Published: 30 November 2012



Campylobacter is an important causative agent of intestinal infections in humans. Bacteremia is detected in less than 1% of patients, mainly in immunocompromised patients and in extreme age groups. Cellulitis is a relatively common manifestation of Campylobacter infection, but concomitant bacteremia is a rare event. Infections of the pacemaker area are caused primarily by staphylococci, followed by fungi, streptococci and Gram-negative rods.

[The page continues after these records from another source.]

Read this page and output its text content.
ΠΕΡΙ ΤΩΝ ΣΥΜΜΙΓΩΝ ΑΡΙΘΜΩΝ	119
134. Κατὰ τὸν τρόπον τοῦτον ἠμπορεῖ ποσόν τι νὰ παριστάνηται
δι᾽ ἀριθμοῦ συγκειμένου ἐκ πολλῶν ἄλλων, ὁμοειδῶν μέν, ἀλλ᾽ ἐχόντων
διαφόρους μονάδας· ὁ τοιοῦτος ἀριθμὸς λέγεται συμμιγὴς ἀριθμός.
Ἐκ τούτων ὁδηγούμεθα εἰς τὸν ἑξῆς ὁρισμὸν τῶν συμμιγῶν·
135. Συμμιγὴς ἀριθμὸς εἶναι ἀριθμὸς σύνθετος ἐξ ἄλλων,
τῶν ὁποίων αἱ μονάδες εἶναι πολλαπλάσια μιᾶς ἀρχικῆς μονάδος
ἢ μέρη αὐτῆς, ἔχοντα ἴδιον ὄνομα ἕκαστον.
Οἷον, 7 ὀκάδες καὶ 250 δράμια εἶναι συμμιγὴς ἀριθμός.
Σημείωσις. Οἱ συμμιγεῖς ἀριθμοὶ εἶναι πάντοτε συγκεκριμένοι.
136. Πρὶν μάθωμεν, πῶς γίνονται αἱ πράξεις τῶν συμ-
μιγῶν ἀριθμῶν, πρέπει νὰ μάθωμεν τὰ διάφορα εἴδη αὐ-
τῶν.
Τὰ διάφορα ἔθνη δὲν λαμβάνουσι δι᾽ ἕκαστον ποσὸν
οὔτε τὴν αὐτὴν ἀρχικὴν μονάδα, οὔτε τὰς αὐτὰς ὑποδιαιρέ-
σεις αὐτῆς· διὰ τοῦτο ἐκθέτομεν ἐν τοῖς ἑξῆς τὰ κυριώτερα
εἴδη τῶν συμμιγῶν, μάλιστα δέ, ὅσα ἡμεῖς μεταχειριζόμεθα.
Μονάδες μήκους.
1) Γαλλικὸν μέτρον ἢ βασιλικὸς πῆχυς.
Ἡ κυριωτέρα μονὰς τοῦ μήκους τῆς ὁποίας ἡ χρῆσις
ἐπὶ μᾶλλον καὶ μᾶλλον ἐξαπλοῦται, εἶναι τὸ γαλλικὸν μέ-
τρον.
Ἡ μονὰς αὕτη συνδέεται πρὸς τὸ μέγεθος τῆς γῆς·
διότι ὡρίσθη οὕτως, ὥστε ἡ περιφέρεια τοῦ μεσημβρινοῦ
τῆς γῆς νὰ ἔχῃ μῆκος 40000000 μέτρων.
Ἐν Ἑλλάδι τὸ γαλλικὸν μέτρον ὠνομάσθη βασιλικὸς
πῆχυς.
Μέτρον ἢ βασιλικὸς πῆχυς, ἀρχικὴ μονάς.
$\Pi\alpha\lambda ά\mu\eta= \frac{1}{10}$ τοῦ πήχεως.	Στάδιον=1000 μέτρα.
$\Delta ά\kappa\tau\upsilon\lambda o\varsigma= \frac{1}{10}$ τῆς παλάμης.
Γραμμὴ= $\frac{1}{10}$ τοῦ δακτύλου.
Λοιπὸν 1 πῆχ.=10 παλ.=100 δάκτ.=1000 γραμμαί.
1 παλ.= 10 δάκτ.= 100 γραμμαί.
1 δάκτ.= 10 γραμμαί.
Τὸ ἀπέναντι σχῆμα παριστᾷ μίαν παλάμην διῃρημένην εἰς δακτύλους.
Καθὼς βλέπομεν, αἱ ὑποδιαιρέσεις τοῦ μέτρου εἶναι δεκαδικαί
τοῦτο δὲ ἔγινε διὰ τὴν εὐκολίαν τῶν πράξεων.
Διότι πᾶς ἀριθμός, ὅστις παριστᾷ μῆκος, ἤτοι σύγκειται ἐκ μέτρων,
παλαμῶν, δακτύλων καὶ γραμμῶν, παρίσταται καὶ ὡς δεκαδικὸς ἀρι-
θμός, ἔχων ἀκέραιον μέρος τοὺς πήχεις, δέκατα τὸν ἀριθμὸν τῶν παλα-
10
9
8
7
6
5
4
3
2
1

To the best of our knowledge, this is the first case report of pacemaker pocket infection and bacteremia caused by Campylobacter fetus.

Case presentation

A 72-year-old Croatian Caucasian man with myelodysplasia, impaired fasting glucose levels and a recently implanted permanent pacemaker was admitted to hospital after six days of fever, development of red swelling of the pacemaker pocket area and worsening of his general condition. No antibiotic therapy was introduced in the outpatient setting. He denied any recent gastrointestinal disturbances. With the exception of an elevated leukocyte count, erythrocyte sedimentation rate, and C-reactive protein and blood glucose levels, other laboratory findings were normal. Treatment with vancomycin plus netilmicin was introduced, and a surgical incision with drainage of the pacemaker pocket was performed. The entire pacemaker system was removed and a new one re-implanted after 14 days of antibiotic therapy. Transesophageal echocardiography showed no pathological findings. Three subsequent blood cultures obtained on admission as well as swab culture of the incised pacemaker area revealed Campylobacter fetus; stool and pacemaker lead cultures were negative. According to the microbiological results, antibiotic therapy was changed to ciprofloxacin plus netilmicin. A clinical examination and the results of a laboratory analysis performed after two weeks of therapy were within normal limits.


Myelodysplasia, impaired fasting glucose levels and older age could be contributing factors for the development of bacteremic Campylobacter fetus cellulitis. Emergent surgical and antibiotic treatment are mandatory and provide the optimal outcome for such types of pacemaker pocket infection.